Two completely different situations, the identical finish outcome:
Selecting to dwell intentionally.
I don’t have plans on shifting into the woods and residing merely, however I do suppose I’ve achieved my greatest to dwell extra intentionally these previous few years.
Particularly, re-prioritizing what’s most necessary to me too: mates, household, and group.
All We’ve to Resolve…
A couple of years in the past, Gramma introduced my brother, sister, and I with three of her favourite handmade quilts.
“I used to be going to have these given to you grandkids after I handed away, however I need to give them to you now in order that we are able to get pleasure from this second collectively.”
She took the time to elucidate the that means behind every quilt and why they have been chosen for every of us. I’m so grateful she did this, slightly than ready to listen to about these stunning quilts after she handed.
After I visited Gramma this summer season, I found that she had printed my essay about my grandfather, her husband, who had handed away. I hoped I made Grampy proud, however I noticed I by no means obtained to inform him simply how a lot I realized from him earlier than he died.

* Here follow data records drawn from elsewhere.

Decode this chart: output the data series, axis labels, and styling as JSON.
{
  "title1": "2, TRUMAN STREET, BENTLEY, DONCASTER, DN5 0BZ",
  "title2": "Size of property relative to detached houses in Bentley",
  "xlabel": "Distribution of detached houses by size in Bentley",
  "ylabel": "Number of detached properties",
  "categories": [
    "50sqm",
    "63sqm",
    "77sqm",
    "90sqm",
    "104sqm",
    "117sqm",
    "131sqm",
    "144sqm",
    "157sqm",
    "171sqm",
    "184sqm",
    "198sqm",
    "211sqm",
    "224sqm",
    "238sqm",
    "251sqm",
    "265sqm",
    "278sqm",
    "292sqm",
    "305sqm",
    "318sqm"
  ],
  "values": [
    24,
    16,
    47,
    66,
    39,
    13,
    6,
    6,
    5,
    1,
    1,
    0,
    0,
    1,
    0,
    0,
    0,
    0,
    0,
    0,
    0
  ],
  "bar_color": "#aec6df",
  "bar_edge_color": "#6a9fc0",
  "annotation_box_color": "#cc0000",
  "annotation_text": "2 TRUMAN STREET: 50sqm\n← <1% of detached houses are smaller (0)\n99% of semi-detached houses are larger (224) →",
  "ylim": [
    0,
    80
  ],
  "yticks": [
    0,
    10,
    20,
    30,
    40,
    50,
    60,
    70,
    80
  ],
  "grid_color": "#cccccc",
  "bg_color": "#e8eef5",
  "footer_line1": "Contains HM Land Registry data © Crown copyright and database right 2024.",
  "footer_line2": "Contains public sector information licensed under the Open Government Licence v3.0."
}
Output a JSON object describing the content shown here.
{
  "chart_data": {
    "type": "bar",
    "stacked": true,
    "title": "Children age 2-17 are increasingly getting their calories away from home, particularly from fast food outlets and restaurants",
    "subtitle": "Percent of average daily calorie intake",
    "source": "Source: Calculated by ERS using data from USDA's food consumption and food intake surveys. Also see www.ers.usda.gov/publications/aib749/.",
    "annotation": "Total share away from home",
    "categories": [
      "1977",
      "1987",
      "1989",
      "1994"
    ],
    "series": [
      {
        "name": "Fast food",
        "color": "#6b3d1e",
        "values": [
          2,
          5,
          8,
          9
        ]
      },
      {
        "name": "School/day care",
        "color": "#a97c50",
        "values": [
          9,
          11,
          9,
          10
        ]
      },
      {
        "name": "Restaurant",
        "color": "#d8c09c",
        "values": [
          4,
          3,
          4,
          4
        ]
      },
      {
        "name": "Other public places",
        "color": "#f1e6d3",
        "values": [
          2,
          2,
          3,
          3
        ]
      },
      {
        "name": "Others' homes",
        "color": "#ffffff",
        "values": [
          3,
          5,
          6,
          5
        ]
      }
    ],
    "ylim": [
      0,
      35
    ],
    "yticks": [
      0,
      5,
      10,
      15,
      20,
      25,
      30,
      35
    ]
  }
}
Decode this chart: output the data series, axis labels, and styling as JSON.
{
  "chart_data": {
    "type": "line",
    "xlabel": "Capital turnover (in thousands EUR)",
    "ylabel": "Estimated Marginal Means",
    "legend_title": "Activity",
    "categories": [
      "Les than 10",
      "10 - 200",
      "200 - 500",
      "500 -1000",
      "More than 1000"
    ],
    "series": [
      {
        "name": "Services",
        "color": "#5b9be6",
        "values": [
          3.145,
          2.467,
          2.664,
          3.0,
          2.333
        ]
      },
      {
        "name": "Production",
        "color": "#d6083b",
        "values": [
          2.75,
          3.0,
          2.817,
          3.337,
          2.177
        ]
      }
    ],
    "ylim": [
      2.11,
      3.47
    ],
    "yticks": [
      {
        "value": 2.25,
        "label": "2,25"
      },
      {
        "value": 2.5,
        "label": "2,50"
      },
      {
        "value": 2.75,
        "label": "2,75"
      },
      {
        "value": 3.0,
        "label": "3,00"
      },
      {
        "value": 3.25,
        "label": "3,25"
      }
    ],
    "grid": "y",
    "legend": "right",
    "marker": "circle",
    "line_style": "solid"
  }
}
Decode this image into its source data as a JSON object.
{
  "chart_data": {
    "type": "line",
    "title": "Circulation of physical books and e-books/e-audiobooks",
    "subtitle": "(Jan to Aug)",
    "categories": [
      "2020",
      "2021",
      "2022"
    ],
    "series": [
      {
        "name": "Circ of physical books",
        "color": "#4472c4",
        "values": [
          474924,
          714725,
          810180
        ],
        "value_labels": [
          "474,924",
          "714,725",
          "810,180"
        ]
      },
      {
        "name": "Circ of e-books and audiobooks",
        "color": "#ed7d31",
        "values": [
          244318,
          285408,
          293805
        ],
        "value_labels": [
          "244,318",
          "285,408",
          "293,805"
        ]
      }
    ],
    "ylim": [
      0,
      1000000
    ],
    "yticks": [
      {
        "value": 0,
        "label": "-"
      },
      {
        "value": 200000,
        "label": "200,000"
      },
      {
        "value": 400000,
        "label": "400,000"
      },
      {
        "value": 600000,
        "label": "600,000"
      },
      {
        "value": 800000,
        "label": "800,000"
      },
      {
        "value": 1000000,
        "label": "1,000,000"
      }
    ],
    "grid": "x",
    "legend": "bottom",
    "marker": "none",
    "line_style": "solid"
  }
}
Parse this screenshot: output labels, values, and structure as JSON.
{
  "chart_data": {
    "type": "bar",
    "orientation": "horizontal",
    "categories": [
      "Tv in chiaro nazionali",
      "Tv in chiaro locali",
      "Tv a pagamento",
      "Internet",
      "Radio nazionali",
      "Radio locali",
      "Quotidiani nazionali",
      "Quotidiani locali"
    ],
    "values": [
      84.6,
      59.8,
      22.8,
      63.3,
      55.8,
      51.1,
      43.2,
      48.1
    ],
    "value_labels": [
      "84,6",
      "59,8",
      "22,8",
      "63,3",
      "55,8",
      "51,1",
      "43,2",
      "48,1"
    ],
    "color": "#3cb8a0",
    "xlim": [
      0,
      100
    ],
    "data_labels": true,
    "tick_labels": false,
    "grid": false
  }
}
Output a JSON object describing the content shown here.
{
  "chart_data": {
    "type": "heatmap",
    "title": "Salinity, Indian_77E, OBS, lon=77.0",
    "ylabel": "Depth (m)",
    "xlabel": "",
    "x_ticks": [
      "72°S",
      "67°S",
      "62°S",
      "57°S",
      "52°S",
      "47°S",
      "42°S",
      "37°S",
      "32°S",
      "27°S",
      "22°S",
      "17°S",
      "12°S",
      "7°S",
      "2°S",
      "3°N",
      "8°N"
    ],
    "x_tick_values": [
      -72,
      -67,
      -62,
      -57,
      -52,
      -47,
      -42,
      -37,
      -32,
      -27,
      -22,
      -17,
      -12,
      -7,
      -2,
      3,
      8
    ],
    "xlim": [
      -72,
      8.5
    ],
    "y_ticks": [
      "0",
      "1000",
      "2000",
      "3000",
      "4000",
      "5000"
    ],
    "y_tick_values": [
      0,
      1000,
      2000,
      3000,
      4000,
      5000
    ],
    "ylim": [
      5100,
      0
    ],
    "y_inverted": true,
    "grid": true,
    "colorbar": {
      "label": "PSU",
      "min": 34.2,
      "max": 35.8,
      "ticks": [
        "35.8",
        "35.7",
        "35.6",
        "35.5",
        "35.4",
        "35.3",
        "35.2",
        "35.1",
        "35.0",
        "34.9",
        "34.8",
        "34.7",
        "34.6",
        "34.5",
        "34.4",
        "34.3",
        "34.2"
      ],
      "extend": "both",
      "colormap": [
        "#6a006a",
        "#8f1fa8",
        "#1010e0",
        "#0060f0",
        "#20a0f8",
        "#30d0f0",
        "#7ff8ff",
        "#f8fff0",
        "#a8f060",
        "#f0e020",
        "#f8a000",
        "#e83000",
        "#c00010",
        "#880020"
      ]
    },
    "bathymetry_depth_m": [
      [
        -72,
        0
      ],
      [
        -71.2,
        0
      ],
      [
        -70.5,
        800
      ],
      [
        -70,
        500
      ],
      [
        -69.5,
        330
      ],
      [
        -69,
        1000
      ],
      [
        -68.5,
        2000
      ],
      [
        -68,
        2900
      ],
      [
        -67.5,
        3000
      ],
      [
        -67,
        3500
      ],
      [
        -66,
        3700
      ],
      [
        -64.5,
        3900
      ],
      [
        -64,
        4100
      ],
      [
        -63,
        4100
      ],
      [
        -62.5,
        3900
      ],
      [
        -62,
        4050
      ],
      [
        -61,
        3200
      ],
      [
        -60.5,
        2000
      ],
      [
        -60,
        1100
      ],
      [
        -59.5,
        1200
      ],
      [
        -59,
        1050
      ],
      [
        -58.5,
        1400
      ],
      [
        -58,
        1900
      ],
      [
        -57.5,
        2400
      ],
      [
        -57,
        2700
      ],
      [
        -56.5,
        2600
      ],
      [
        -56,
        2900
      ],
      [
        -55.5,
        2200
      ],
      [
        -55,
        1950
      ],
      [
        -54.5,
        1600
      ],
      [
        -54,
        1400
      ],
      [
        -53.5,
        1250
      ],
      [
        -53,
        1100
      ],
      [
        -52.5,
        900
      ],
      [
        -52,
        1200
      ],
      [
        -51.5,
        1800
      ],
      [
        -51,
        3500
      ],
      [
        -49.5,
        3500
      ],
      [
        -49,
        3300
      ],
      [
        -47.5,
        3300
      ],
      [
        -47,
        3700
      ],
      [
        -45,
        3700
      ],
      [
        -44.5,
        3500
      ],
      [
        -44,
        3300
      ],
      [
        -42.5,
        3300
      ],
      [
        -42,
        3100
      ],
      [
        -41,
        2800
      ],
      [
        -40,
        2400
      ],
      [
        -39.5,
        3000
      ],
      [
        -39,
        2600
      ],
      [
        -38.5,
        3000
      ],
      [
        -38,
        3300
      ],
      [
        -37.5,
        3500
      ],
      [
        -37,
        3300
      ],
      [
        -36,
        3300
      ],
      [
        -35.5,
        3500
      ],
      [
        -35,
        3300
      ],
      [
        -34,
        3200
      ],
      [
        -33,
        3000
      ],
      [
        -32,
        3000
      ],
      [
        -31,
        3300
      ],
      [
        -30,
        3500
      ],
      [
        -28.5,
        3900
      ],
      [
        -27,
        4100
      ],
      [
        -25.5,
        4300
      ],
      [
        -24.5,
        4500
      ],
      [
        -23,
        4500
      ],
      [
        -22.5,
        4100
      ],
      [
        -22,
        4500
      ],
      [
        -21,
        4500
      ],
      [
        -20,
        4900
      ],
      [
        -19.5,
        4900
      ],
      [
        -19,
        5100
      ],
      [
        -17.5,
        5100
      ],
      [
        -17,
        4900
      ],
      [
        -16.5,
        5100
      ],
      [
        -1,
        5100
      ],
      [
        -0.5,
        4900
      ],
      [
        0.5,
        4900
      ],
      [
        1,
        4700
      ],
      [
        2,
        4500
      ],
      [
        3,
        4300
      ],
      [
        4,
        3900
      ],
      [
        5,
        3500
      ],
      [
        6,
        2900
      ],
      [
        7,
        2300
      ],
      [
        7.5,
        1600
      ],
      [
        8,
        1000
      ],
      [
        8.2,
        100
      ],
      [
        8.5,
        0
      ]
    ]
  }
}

For that cause, I’m scripting this essay now to verify she is aware of simply how a lot she taught me. I’m so pleased with my Gramma and I’m appreciative for having the chance to be taught from her for 40 years (and counting!).
(I obtained a textual content from my father yesterday letting me know that he learn this draft to her within the hospital and he or she liked it. Mission completed!)
I definitely hope Gramma will get higher and is ready to get again dwelling. In any case, she informed her buddy Laurie “I’m not achieved but!”
However I additionally know that this isn’t as much as us to determine.
As Gandalf tells Frodo in The Fellowship of the Ring:
“All we now have to determine is what to do with the time that’s given us.”
I hope my Gramma and Thoreau can encourage you to dwell extra intentionally:
- For those who’re prepared to place your cellphone down and be current with the folks in entrance of you, life can really feel a lot extra wealthy.
- For those who’re prepared to prioritize what’s really necessary as a substitute of the stuff that tries to steal your consideration, you’ll by no means go fallacious with the alternatives you make.
- If you could find a option to give attention to the necessary folks in your life, they’ll nonetheless be part of it if you’re 94.
And at last bear in mind, it doesn’t matter what you do at the moment, that is the one time this second will occur.
Act accordingly.
-Steve
PS: If you’d like a thought-provoking movie about being current and Ichi-Go Ichi-E, I extremely suggest Wim Wenders’s Excellent Days.